Первый пункт в известной мере опровергается самим Р. Л. Джексоном. Исследователь замечает, что «тусклое зеркало» похоже «на предмет из произведений Гоголя», тут же в сноске указывает реминисценцию «Шинели» (не давая ей, однако, какого-либо объяснения), сравнивает Матрёну с целой вереницей персонажей русской литературы XIX в., характеризуя «мотив железной дороги и несчастного случая на ней», утверждает, что здесь «Солженицын следует традиции Толстого и Достоевского», у которых «железная дорога служит символом капиталистического обезображивания русской жизни»[37]. Правда, в этих случаях (как и в ряде других, не отмеченных Р. Л. Джексоном) имена писателей не называются, однако две литераторских фамилии прямо введены в текст. Грубая плакатная красавица «постоянно протягивала мне Белинского, Панфёрова и еще стопу каких-то книг» (121. Курсив мой. — А. Н.). За именами канонизированного при советской власти критика и официозного прозаика, разрабатывавшего крестьянско-колхозную тематику, скрывается более значимое для рассказа имя поэта, писавшего: «Эх! эх! придет ли времечко ‹…› Когда мужик не Блюхера / И не милорда глупого — / Белинского и Гоголя / С базара понесет»[38]. Закурсивленный мной фрагмент солженицынского текста укладывается в две строки трехстопного ямба с мужским и дактилическим окончаниями — основной размер поэмы «Кому на Руси жить хорошо» — метрическая цитата поддерживает цитату тематическую, актуализирует собственно некрасовскую семантику бытовой детали, таким образом подготавливая появление других некрасовских реминисценций.
Примерно так же обстоит дело и с Тургеневым. Советскому («торфопродуктному») косноязычию противопоставлено не стилистическое мастерство Тургенева, но его мистически окрашенное (в известной мере — квазирелигиозное, заменяющее веру) отношение к русскому языку, увековеченное одноименным стихотворением в прозе. Напомню это тургеневское credo, хрестоматийная известность которого (по крайней мере — в пору «Матрёнина двора») не отменяет его смысловой сложности. «Во дни сомнений, во дни тягостных раздумий о судьбах моей родины, — ты один мне поддержка и опора, о великий, могучий, правдивый и свободный русский язык! Не будь тебя — как не впасть в отчаяние при виде всего, что совершается дома? Но нельзя верить, чтобы такой язык не был дан великому народу»[39]. Живое бытие русского языка для Тургенева не отменяет печального (подводящего к отчаянию) современного (начало 1880-х гг.) состояния России, но предполагает преодоление сегодняшних бед в будущем. Язык — залог величия народа, пребывающего отнюдь не в идеальном положении. При этом апология народного языка строится с опорой на великие литературные свершения. Определения, которыми наделен русский язык, восходят к «Песни о вещем Олеге», где они характеризуют боговдохновенное слово кудесника: «Волхвы не боятся могучих владык, / А княжеский дар им не нужен; / Правдив и свободен их вещий язык / И с волей небесною дружен»[40] (эпитет «могучий» Тургенев отбирает у властителя). Мистическая связь «язык (слово) — народ (страна)» возникает в концовке главы V первого тома «Мертвых душ»: «…но нет слова, которое было бы так замашисто, бойко, так вырывалось бы из-под самого сердца, как метко сказанное русское слово»[41]. Гимн русскому слову (стимулированный непристойным речением встретившегося Чичикову мужика) предваряет центральную композиционно и поворотную в смысловой перспективе главу VI (история «умершего», но способного воскреснуть Плюшкина), за которой (зачин главы VII) следует авторское размышление о писательских судьбах, завершающееся пророчеством о новом слове (= новой — преображенной — реальности).

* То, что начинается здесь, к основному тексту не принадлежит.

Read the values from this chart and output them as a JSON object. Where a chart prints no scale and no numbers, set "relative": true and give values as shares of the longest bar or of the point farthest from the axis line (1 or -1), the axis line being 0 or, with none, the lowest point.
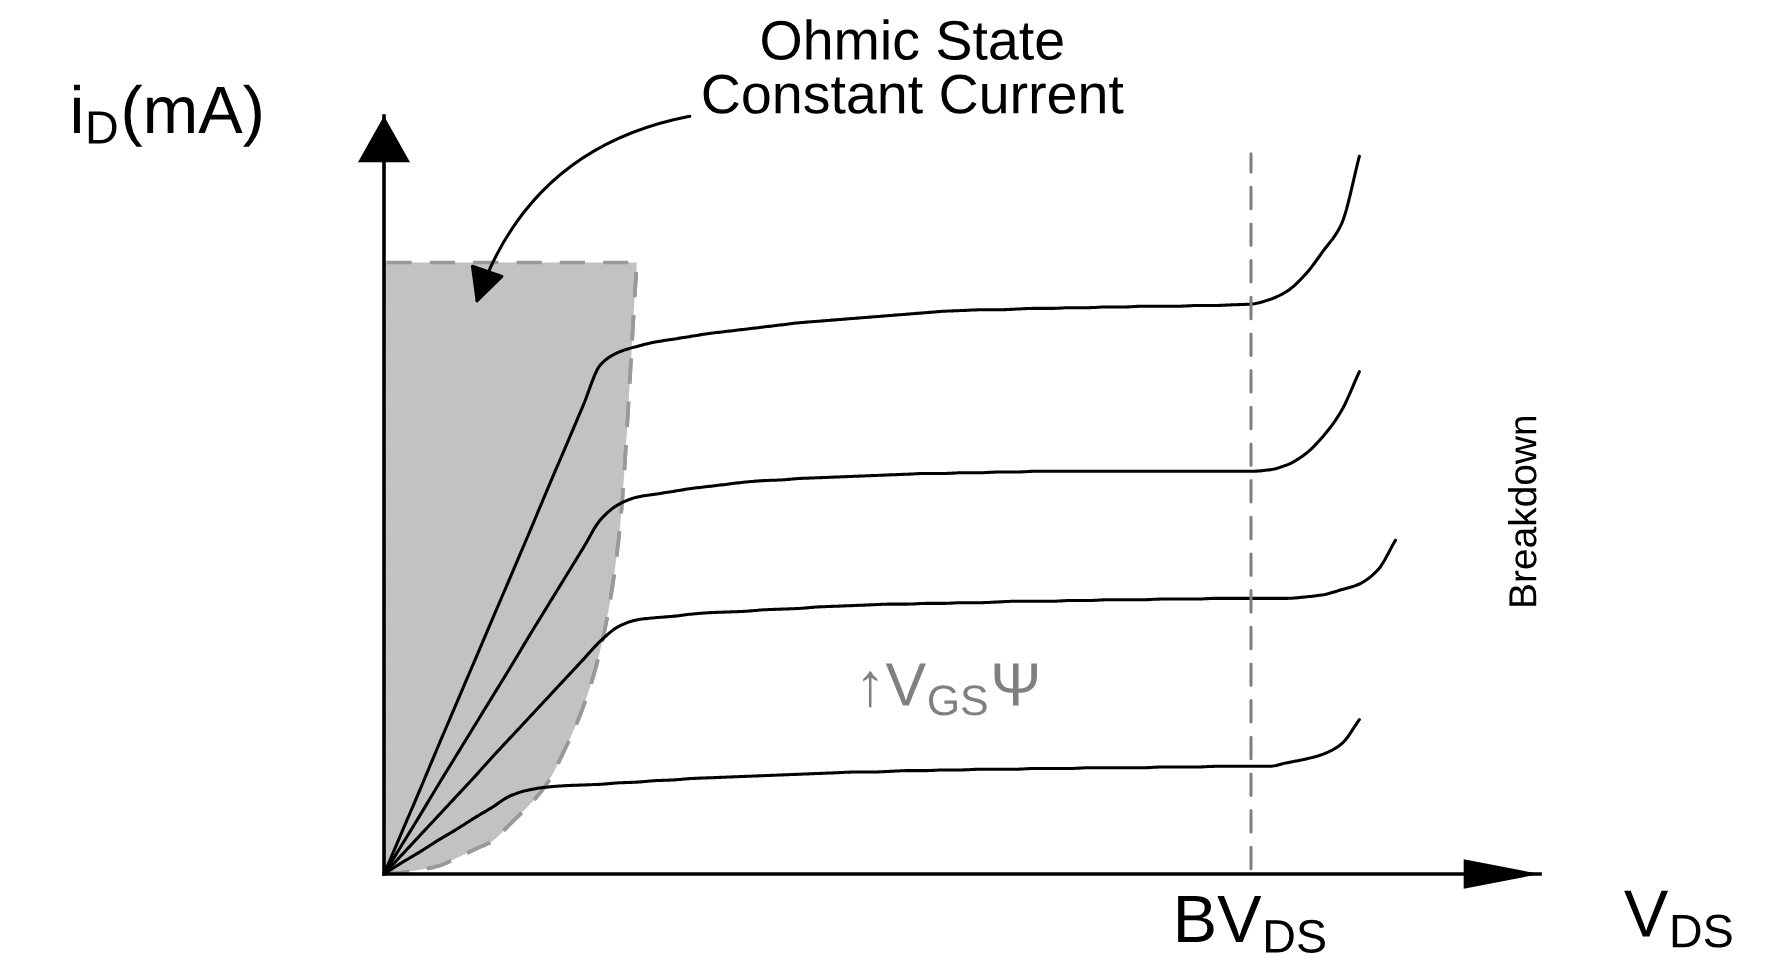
{
  "chart_data": {
    "type": "line",
    "relative": true,
    "xlabel": "V$_{DS}$",
    "ylabel": "i$_{D}$(mA)",
    "categories": [
      null,
      null,
      null,
      null,
      null,
      null,
      null,
      null,
      null,
      null,
      null,
      null,
      null,
      null,
      null,
      null,
      null,
      null,
      null,
      null,
      null,
      null,
      null,
      null,
      null,
      null,
      null,
      null,
      null,
      null,
      null,
      null,
      null,
      null,
      null,
      null,
      null,
      null,
      null,
      null,
      null,
      null,
      null,
      null,
      null,
      null,
      null,
      null,
      null,
      null,
      null,
      null,
      null,
      null,
      null,
      null,
      null,
      null,
      null,
      null,
      null,
      null,
      null,
      null,
      null
    ],
    "series": [
      {
        "color": "#999999",
        "line_style": "dashed",
        "values": [
          0,
          0.002,
          0.006,
          0.011,
          0.022,
          0.034,
          0.046,
          0.07,
          0.095,
          0.125,
          0.173,
          0.231,
          0.315,
          0.468,
          0.852,
          null,
          null,
          null,
          null,
          null,
          null,
          null,
          null,
          null,
          null,
          null,
          null,
          null,
          null,
          null,
          null,
          null,
          null,
          null,
          null,
          null,
          null,
          null,
          null,
          null,
          null,
          null,
          null,
          null,
          null,
          null,
          null,
          null,
          null,
          null,
          null,
          null,
          null,
          null,
          null,
          null,
          null,
          null,
          null,
          null,
          null,
          null,
          null,
          null,
          null
        ],
        "lower": [
          0,
          0.002,
          0.006,
          0.011,
          0.022,
          0.034,
          0.046,
          0.07,
          0.095,
          0.125,
          0.173,
          0.231,
          0.315,
          0.468,
          0.852,
          null,
          null,
          null,
          null,
          null,
          null,
          null,
          null,
          null,
          null,
          null,
          null,
          null,
          null,
          null,
          null,
          null,
          null,
          null,
          null,
          null,
          null,
          null,
          null,
          null,
          null,
          null,
          null,
          null,
          null,
          null,
          null,
          null,
          null,
          null,
          null,
          null,
          null,
          null,
          null,
          null,
          null,
          null,
          null,
          null,
          null,
          null,
          null,
          null,
          null
        ],
        "upper": [
          0.852,
          0.852,
          0.852,
          0.852,
          0.852,
          0.852,
          0.852,
          0.852,
          0.852,
          0.852,
          0.852,
          0.852,
          0.852,
          0.852,
          0.852,
          null,
          null,
          null,
          null,
          null,
          null,
          null,
          null,
          null,
          null,
          null,
          null,
          null,
          null,
          null,
          null,
          null,
          null,
          null,
          null,
          null,
          null,
          null,
          null,
          null,
          null,
          null,
          null,
          null,
          null,
          null,
          null,
          null,
          null,
          null,
          null,
          null,
          null,
          null,
          null,
          null,
          null,
          null,
          null,
          null,
          null,
          null,
          null,
          null,
          null
        ]
      },
      {
        "color": "#000000",
        "values": [
          0,
          0.059,
          0.118,
          0.178,
          0.237,
          0.296,
          0.355,
          0.414,
          0.473,
          0.533,
          0.592,
          0.651,
          0.71,
          0.727,
          0.735,
          0.741,
          0.745,
          0.749,
          0.753,
          0.756,
          0.759,
          0.762,
          0.765,
          0.768,
          0.77,
          0.772,
          0.774,
          0.776,
          0.778,
          0.78,
          0.782,
          0.784,
          0.785,
          0.786,
          0.786,
          0.787,
          0.788,
          0.788,
          0.789,
          0.789,
          0.79,
          0.79,
          0.791,
          0.791,
          0.791,
          0.792,
          0.792,
          0.793,
          0.794,
          0.8,
          0.812,
          0.835,
          0.868,
          0.905,
          1.0,
          null,
          null,
          null,
          null,
          null,
          null,
          null,
          null,
          null,
          null
        ]
      },
      {
        "color": "#000000",
        "values": [
          0,
          0.041,
          0.082,
          0.124,
          0.165,
          0.206,
          0.247,
          0.288,
          0.33,
          0.371,
          0.412,
          0.453,
          0.494,
          0.515,
          0.525,
          0.529,
          0.533,
          0.537,
          0.54,
          0.543,
          0.546,
          0.548,
          0.549,
          0.551,
          0.552,
          0.553,
          0.554,
          0.555,
          0.556,
          0.557,
          0.558,
          0.558,
          0.559,
          0.559,
          0.56,
          0.56,
          0.561,
          0.561,
          0.561,
          0.561,
          0.561,
          0.561,
          0.561,
          0.561,
          0.561,
          0.561,
          0.561,
          0.561,
          0.561,
          0.563,
          0.57,
          0.585,
          0.61,
          0.645,
          0.7,
          null,
          null,
          null,
          null,
          null,
          null,
          null,
          null,
          null,
          null
        ]
      },
      {
        "color": "#000000",
        "values": [
          0,
          0.027,
          0.054,
          0.081,
          0.108,
          0.135,
          0.163,
          0.19,
          0.217,
          0.244,
          0.271,
          0.298,
          0.325,
          0.345,
          0.354,
          0.357,
          0.359,
          0.362,
          0.364,
          0.365,
          0.366,
          0.368,
          0.369,
          0.37,
          0.372,
          0.373,
          0.374,
          0.375,
          0.376,
          0.376,
          0.377,
          0.377,
          0.378,
          0.378,
          0.379,
          0.38,
          0.38,
          0.38,
          0.381,
          0.381,
          0.382,
          0.382,
          0.382,
          0.383,
          0.383,
          0.383,
          0.384,
          0.384,
          0.384,
          0.384,
          0.384,
          0.386,
          0.389,
          0.396,
          0.404,
          0.423,
          0.465,
          null,
          null,
          null,
          null,
          null,
          null,
          null,
          null
        ]
      },
      {
        "color": "#000000",
        "values": [
          0,
          0.016,
          0.031,
          0.047,
          0.062,
          0.078,
          0.093,
          0.109,
          0.117,
          0.121,
          0.123,
          0.124,
          0.125,
          0.127,
          0.128,
          0.13,
          0.131,
          0.133,
          0.134,
          0.135,
          0.136,
          0.137,
          0.138,
          0.139,
          0.14,
          0.141,
          0.142,
          0.142,
          0.143,
          0.144,
          0.144,
          0.145,
          0.145,
          0.146,
          0.146,
          0.146,
          0.147,
          0.147,
          0.147,
          0.148,
          0.148,
          0.148,
          0.148,
          0.149,
          0.149,
          0.149,
          0.15,
          0.15,
          0.15,
          0.15,
          0.155,
          0.16,
          0.167,
          0.181,
          0.215,
          null,
          null,
          null,
          null,
          null,
          null,
          null,
          null,
          null,
          null
        ]
      }
    ],
    "annotations": [
      "Ohmic State\nConstant Current",
      "↑V$_{GS}$Ψ",
      "Breakdown",
      "BV$_{DS}$"
    ]
  }
}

Тургеневский русский язык есть одновременно язык народа и язык величайших национальных писателей, язык всей русской словесности, строящий обыденную речь, фольклор, высокую литературу. Такое понимание языка, восходящее к немецкой философско-литературной традиции конца XVIII — начала XIX вв., подразумевает сложное взаимопроникновение национального и универсального начал. В «своем» открывается «всеобщее», что позволяет увидеть неестественность обычно воспринимаемого как норма социокультурного антагонизма, осознать русскую культуру в ее надсословном единстве. Эта установка обнаруживается у Тургенева уже в «Записках охотника», где рассказчику равно важны истории дворянские и крестьянские: первые оказываются при зримом универсализме обусловленными русским контекстом («Гамлет Щигровского уезда»), вторые при столь же очевидных русскости и социальной детерминированности — общечеловеческими (хотя Тургенев и вычеркнул из первоначального текста «Хоря и Калиныча» сравнение героев с Гёте и Шиллером[42], прикровенная аналогия остается работающей; ср. также явно байронический характер Бирюка, романтический подтекст «Певцов» или «Бежина луга»).
Солженицын закономерно маркирует отсылки к Тургеневу и Некрасову. Именно с этими писателями традиционно (и вполне обоснованно) связывается открытие личностного начала (и соответственно права на сложные чувства и трагическую судьбу) в человеке из народа (прежде всего — крестьянине). Если универсализм Тургенева подразумевает синтез жизненных наблюдений и литературных традиций (европейской и русской), то у Некрасова место западной составляющей занимает национальный фольклор, сложно соотнесенный с господской литературой (всего нагляднее — в «Кому на Руси жить хорошо», но отнюдь не только там). Цитируя «Русский язык» и «Сельскую ярмонку», Солженицын сигнализирует читателю о менее явном присутствии в рассказе не только других сочинений Тургенева и Некрасова, но и иных русских фольклорных и литературных текстов — столь же известных, привычных, вошедших в культурно-языковую память. При этом отсылки к народной словесности и классике постоянно перемежаются, а один и тот же элемент солженицынского рассказа зачастую может (должен) прочитываться трояко — фактографически, фольклорно и литературно. С этой тройственностью мы сталкиваемся уже в заголовке.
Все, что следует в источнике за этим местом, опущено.